Cor
25 januari 2024
In de jaren zeventig was Cor een van mijn liefste vriendjes. Een Waterman, verpleger, nichterig, donker krulletjeshaar, Brabander, wat kleiner dan ik. Ik leerde hem kennen in het café van de Bijlmer flat Eeftink waar ik toen woonde. Op een dag wilde hij bij me intrekken. De meeste mensen denken lang na over zo’n besluit, maar ik niet dus. ‘Meteen doen,’ zoals ook mijn moeder vaak zei. Dus daar betrad hij mijn flat met zijn mooiste bezit, een echte kleurentelevisie. Ik heb zelden met een jongen zo heerlijk gevrijd als met hem, alsof onze lichamen voor elkaar waren gemaakt. Toen we bij vrienden logeerden waren we zo enthousiast bezig dat het bed instortte. Met hem liep ik mee in een demonstratie tegen Anita Bryant die homohaat zaaide in Miami, en zongen we het protestlied tegen haar van de Zangeres Zonder Naam, de ‘Moeder aller homo’s’. Cor was niet een knaap om diepe gesprekken mee te voeren, maar wel ontzettend lief. Soms ook wel druk. Dan zat ik in de woonkamer te werken en joeg hij me opeens weg om de tafel te dekken. Of riep hij opeens ‘Pijp me!’ vanuit de slaapkamer. Tja.

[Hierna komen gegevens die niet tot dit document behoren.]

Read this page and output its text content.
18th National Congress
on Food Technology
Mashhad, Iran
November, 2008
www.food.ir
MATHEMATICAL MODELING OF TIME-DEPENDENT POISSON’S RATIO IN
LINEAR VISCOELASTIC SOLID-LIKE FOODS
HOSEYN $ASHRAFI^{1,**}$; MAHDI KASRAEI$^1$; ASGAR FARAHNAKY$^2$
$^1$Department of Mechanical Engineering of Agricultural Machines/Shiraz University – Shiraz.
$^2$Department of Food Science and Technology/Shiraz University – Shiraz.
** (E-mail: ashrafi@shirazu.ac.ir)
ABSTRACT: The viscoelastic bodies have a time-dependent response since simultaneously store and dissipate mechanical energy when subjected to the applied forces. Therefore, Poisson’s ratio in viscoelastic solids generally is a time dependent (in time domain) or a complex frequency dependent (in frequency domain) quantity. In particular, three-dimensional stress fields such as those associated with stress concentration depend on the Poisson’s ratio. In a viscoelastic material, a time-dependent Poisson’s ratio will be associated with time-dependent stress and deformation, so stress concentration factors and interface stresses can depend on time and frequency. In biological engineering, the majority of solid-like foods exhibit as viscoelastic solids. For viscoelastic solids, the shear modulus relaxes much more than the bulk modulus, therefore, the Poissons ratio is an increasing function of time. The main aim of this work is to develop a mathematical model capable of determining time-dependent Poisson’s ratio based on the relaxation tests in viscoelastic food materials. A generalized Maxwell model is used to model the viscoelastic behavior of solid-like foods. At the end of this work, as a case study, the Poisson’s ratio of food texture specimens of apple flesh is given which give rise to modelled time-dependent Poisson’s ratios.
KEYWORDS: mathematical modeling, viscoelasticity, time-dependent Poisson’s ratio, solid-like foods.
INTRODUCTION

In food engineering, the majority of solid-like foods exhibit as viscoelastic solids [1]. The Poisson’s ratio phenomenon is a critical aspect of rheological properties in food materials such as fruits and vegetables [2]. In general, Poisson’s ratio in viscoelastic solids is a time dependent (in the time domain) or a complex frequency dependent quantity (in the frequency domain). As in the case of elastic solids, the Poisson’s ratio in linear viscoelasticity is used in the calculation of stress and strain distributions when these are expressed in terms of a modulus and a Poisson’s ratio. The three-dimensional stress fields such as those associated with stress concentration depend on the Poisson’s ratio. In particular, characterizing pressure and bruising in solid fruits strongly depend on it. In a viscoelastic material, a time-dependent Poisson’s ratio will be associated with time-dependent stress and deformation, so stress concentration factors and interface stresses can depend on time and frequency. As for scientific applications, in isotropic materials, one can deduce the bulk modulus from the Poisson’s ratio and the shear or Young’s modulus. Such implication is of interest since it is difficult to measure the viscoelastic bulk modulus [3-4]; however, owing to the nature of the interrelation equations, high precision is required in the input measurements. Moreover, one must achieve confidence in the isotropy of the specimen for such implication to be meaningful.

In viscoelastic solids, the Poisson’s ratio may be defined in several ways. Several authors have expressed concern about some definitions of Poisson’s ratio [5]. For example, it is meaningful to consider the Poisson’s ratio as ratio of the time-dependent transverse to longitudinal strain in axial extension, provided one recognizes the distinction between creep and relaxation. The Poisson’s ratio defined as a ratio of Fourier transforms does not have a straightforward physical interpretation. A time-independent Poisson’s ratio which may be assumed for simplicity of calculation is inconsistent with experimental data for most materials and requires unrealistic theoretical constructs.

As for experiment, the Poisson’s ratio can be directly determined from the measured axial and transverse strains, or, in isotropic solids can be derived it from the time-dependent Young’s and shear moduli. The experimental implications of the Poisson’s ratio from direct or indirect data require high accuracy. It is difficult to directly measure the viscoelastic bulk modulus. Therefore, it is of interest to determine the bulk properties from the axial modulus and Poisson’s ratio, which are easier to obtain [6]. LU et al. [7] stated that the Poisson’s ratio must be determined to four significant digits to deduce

Het was 1977. Een chaotisch jaar. Ik was in groepstherapie, wat op slaande ruzie met de groepsleider uitliep. Ging weg bij de bank omdat ik me niet meer thuis voelde bij de mensen daar. Deed een tentamen om mijn studie psychologie aan de Universiteit van Amsterdam te kunnen vervolgen. Ik koos voor die plek omdat het faculteitsgebouw zowat bovenop het toenmalige eindstation van de metro stond. Ook toestanden met mijn moeder toen mijn vader het huis uit ging. Ze zei in een vlaag dat zij meer aan mij heeft gehad dan ik aan haar. Het samenwonen met Cor heb ik maar één week uitgehouden want ik werd er heel benauwd van. Dat was janken geblazen, maar wat mij betreft kon hij bij me blijven wonen op een leegstaande kamer. Dat deed hij, en het wonderbaarlijke is dat we in de maanden erna nóg heerlijker met elkaar hebben gevrijd. Alsof je daar in vrijheid meer van geniet. Een chaotisch jaar waarna mijn leven door mijn studie en Bhagwan, die zich later Osho is gaan noemen, radicaal zou veranderen.
Cor zat meer in de gayscene dan ik. Hoewel ik ook naar dancings en kroegen ging, voelde ik me daar nooit echt thuis. Vond het meestal veel te oppervlakkig. In Eeftink waren ook veel homo’s en een vriend daar nam me mee naar een sauna, een seksbioscoop en een terrein om te cruisen. Het deed me niks allemaal. Geeuw. Ik was daar veel te romantisch voor. Gelukkig ontmoette Cor snel een nieuwe vriend, maar werd na jaren genieten van een uitkering weer aan het werk gezet in de verpleging. Hij heeft altijd een plekje in mijn hart blijven houden, maar we pasten toch niet echt bij elkaar, hoe heerlijk het vrijen ook was. Jaren erna liepen we elkaar bij een vluchtheuvel in de Marnixstraat tegen het lijf, en we waren nog steeds vrienden, zonder rancune. Ik denk dat dit nog steeds zo zal zijn als ik hem vandaag zou ontmoeten. Zo gaat dat als je echt van elkaar hebt gehouden. Dank je wel, Cor, voor de gekke, leuke en soms krankzinnige tijd met jou! Ik ben je nog steeds niet vergeten!